Poland is a big economy, with 38 million consumers.
It is on track to become an integrated part of the European Union, which will mean above-average economic growth for the foreseeable future. As such, Poland is a natural target for Canadian exporters and investors.
But there is a measure of reluctance to invest there, due to uncertainty and above-average risk. These headwinds must be dealt with, for Poland’s path into the European Union requires a great deal of investment, and there is no shortage of other countries willing to compete for the money.
Whether the investor is foreign or domestic, the biggest issue is fiscal. Companies are loath to invest when they are unsure of what taxation system they will face in the future.
At the moment, the new government is pulling out all the stops to spur economic growth, and is on track to produce an extraordinarily high fiscal deficit in 2004, over nine per cent of GDP.
This will take government debt above 55 per cent of GDP, a prospect which, according to law, will force dramatic – and therefore unbelievable – fiscal retrenchment during 2005. Should the debt reach the EU ceiling of 60 per cent of GDP, the fiscal law will turn even more draconian. A credible medium-term fiscal plan, taking the economy into the EU and then into line with Eurozone requirements, is clearly needed.
One way out of the fiscal nightmare would be to accelerate the process of privatization, which has faltered recently.
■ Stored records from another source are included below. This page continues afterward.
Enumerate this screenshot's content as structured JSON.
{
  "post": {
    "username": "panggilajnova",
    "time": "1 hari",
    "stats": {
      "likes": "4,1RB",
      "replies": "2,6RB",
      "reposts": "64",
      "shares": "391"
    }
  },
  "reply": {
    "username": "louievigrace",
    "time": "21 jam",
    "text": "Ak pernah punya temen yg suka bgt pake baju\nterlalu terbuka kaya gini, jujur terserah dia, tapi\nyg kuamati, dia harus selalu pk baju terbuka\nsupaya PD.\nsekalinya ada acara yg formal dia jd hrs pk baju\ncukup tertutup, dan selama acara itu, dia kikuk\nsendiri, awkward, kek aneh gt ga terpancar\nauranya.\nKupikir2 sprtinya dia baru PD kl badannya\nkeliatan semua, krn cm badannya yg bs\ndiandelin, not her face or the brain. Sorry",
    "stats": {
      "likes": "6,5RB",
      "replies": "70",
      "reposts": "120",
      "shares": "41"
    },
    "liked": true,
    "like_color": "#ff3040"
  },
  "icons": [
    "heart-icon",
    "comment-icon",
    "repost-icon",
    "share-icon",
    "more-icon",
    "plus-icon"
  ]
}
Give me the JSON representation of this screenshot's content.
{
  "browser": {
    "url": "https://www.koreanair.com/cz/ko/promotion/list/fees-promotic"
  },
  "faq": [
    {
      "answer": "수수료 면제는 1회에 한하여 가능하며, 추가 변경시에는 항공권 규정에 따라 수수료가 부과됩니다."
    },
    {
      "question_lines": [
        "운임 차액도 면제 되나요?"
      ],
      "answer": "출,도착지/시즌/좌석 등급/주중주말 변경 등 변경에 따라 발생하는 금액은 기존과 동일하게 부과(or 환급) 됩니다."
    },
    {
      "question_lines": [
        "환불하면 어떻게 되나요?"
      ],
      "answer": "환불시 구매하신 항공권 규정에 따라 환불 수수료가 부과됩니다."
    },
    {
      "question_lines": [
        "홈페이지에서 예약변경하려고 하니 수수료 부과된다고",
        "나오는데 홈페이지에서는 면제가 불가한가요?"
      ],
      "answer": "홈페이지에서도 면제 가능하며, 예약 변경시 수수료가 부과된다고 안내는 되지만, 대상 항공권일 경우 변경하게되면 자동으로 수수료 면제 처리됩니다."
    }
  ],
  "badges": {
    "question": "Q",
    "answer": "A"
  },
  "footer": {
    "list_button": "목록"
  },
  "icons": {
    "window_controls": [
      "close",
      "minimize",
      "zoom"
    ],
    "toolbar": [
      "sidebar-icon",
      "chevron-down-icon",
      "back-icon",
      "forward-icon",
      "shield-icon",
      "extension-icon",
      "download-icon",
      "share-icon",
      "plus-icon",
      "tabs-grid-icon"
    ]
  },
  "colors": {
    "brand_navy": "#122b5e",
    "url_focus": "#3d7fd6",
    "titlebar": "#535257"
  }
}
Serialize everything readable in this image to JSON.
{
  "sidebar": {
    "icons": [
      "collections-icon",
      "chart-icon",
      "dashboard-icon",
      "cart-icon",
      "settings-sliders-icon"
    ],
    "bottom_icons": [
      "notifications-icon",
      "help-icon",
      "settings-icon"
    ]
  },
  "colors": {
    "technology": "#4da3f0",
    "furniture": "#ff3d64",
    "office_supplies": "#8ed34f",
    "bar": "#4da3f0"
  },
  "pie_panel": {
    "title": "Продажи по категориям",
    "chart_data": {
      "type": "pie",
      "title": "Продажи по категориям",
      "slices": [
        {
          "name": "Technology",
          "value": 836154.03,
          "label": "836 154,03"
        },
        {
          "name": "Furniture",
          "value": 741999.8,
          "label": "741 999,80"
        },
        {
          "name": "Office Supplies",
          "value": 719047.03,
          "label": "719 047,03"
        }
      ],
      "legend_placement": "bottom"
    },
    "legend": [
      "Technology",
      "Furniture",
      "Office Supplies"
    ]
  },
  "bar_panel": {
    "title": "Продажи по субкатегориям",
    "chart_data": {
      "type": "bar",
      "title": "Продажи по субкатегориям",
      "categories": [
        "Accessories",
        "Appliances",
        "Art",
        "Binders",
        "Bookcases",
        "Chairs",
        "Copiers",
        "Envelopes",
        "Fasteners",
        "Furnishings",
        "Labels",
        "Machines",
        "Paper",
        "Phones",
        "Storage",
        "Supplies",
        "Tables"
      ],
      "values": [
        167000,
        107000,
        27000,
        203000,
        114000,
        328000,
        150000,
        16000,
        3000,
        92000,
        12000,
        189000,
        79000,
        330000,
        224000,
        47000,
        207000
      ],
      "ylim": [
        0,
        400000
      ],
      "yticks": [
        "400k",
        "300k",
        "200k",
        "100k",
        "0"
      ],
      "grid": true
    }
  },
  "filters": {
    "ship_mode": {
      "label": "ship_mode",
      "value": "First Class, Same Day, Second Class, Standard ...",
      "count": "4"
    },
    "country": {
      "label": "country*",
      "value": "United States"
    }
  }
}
Some 40 per cent of the economy still lies in state hands, and selling large chunks of it would do wonders for the fiscal situation.
However, privatization is proving to be philosophically difficult for the government. The legacy of communism persists, leaving large parts of the economy politicized. The government appoints the directors of the largest companies, and is loath to give these rights up. Their preference is to sell non- majority portions of state-owned companies, whereas foreign investors would prefer to purchase a controlling interest.
A certain amount of cronyism is one thing, but it is quite another when the situation fosters outright corruption. Anecdotal evidence suggests this is an important problem in Poland.
Privatization and depoliticization of economic decision-making is the surest way of eliminating corruption. Therefore, by pushing ahead with privatization, the government can make headway on its debt and corruption issues at the same time. This could give investment in Poland a significant lift, and accelerate Poland’s convergence with the wealthy countries in core Europe.
The bottom line? Poland has a bright future, even if that future seems likely to unfold more gradually than it will for some of its neighbours. Poland is larger than Hungary, the Czech Republic and Slovakia put together, so it will be worth the wait.